Colourful Little Birds


Colourful little birds sculpture

More Little Birds.  This time the Little Bird sculptures are full of colour, courtesy minerals deposited in the sediment which formed the stone, namely iron oxide.

These bands of rich, rust colouring really add some special character to these small sculptures.

Little Birds garden sculpture

As I was carving these two I began to wonder who carved the very first bird sculpture and what inspired it to be made.

A sculpted piece of mammoth ivory may be the earliest representation of a bird, found in a cave in Germany.
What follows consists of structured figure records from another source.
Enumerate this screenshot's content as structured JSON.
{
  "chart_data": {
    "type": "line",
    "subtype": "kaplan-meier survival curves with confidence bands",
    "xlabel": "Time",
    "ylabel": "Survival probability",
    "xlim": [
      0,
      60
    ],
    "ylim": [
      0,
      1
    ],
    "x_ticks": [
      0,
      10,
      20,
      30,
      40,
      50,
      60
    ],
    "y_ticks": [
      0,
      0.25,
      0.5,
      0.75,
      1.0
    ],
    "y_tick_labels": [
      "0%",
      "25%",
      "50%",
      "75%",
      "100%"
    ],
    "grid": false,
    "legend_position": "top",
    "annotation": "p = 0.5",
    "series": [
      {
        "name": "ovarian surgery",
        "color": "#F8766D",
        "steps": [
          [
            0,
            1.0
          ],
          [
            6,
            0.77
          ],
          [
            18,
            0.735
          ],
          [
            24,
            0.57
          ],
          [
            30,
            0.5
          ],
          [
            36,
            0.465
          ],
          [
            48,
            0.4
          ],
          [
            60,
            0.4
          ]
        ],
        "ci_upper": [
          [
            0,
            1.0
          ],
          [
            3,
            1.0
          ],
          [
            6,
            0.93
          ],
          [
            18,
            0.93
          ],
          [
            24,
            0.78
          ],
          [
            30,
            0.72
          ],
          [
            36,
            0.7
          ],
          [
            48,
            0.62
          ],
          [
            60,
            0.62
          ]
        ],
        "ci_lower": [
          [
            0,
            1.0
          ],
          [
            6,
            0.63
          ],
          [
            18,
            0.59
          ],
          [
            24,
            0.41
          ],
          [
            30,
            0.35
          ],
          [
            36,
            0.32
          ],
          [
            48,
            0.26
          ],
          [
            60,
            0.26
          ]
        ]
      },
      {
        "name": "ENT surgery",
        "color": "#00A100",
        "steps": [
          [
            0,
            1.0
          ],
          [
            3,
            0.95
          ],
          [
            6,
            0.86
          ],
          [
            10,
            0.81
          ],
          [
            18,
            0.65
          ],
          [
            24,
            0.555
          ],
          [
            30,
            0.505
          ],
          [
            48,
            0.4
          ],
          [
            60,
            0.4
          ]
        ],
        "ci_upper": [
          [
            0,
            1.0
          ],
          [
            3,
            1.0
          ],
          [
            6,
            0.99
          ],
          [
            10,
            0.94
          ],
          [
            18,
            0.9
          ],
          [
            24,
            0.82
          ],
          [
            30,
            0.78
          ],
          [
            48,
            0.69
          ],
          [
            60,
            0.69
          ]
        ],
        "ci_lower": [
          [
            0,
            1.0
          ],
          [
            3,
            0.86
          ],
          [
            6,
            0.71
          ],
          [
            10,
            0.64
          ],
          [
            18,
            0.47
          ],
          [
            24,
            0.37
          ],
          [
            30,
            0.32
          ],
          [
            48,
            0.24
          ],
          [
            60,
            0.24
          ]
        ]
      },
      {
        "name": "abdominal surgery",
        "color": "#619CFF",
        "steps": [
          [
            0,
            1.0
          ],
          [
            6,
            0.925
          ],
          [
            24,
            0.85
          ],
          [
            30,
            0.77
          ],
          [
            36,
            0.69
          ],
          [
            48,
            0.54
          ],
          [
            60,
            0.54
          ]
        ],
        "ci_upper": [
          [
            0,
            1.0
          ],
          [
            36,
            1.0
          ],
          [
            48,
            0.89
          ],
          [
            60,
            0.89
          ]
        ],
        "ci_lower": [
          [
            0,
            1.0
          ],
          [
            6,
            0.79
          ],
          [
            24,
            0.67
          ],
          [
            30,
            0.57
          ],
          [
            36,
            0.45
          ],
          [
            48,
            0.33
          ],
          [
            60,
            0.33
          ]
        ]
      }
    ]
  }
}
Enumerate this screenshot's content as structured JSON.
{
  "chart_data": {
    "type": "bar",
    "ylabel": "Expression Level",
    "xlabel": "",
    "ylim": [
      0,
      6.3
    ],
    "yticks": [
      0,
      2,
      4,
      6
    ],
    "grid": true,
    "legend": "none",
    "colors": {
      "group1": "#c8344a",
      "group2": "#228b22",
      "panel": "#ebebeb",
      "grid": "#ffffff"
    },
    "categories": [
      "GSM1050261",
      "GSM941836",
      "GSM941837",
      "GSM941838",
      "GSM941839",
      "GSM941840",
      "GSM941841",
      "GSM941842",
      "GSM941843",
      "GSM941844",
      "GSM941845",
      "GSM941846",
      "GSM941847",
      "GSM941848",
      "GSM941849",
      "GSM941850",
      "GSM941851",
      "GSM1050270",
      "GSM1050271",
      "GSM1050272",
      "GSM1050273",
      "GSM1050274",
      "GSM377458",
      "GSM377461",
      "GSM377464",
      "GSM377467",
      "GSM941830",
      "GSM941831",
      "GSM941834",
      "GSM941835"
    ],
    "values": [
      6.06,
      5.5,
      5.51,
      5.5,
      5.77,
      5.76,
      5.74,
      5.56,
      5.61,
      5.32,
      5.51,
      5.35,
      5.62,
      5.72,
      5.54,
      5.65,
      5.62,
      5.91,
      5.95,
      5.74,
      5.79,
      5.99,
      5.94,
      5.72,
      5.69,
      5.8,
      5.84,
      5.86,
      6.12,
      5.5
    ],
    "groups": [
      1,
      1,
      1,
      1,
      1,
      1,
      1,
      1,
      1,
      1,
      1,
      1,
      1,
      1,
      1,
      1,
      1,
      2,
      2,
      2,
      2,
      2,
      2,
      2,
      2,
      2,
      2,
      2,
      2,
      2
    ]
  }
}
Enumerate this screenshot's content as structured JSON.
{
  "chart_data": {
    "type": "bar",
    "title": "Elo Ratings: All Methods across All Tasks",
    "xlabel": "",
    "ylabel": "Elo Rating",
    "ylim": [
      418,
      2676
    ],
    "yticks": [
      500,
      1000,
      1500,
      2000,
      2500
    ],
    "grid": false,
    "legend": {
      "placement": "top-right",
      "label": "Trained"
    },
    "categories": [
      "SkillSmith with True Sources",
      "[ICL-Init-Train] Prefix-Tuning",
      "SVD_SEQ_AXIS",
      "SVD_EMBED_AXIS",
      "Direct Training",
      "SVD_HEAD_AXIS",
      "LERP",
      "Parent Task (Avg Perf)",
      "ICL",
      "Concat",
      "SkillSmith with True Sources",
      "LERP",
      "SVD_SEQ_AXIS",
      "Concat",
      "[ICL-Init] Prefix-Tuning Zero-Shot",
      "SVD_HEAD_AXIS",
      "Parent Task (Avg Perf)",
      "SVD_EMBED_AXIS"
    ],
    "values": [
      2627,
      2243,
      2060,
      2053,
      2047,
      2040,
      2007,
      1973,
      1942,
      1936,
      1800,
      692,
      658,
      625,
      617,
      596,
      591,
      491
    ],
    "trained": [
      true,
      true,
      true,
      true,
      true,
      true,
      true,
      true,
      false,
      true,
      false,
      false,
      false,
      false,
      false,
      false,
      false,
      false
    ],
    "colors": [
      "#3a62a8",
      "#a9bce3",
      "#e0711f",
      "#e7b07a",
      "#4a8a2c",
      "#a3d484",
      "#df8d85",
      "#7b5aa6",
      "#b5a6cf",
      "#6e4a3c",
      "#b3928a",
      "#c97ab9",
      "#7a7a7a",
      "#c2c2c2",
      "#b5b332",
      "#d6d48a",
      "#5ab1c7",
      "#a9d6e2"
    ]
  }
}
The 30 000 year old figurine depicts what looks to be a diving cormorant with swept-back wings.

The first known stone carvings are Bird Stones made by Native Americans.  These pre-historic bird shaped stones were abstract and noted for their distinctive simplicity and beauty.  They first appeared some 5000 years ago and were a common inclusion in graves, perhaps they had a ceremonial importance of some kind.

small stone birds

Most of these birds have a small hole drilled at the base of the neck and another lower down, presumably for mounting.  There is some suggestion that they were part of an atlatl (a short rod to hurl spears), or that these artifacts were worn as decorative items denoting marriage status or pregnancy, and as totems representing tribes.  The stones range in size from three to six inches, and have unique variations in style.

I rather like the idea they suggest a group or society with a common culture, I suppose my two birds are totems of a kind.  It is rather a nice thought that they are symbols for like-minded, nature loving, bird appreciating others.

Two Little Birds sculpture

It connects me somehow with those early sculptors – we can only guess at their inspirations, but so often the interpretations come down to the carvings seeming to demonstrate a respect for the natural world.  They may depict creatures that impressed early humans with their power or skill, or with which people felt they shared common characteristics.

How I’d love to go back in time and meet those creative carvers, and wonder what they would make of my birds.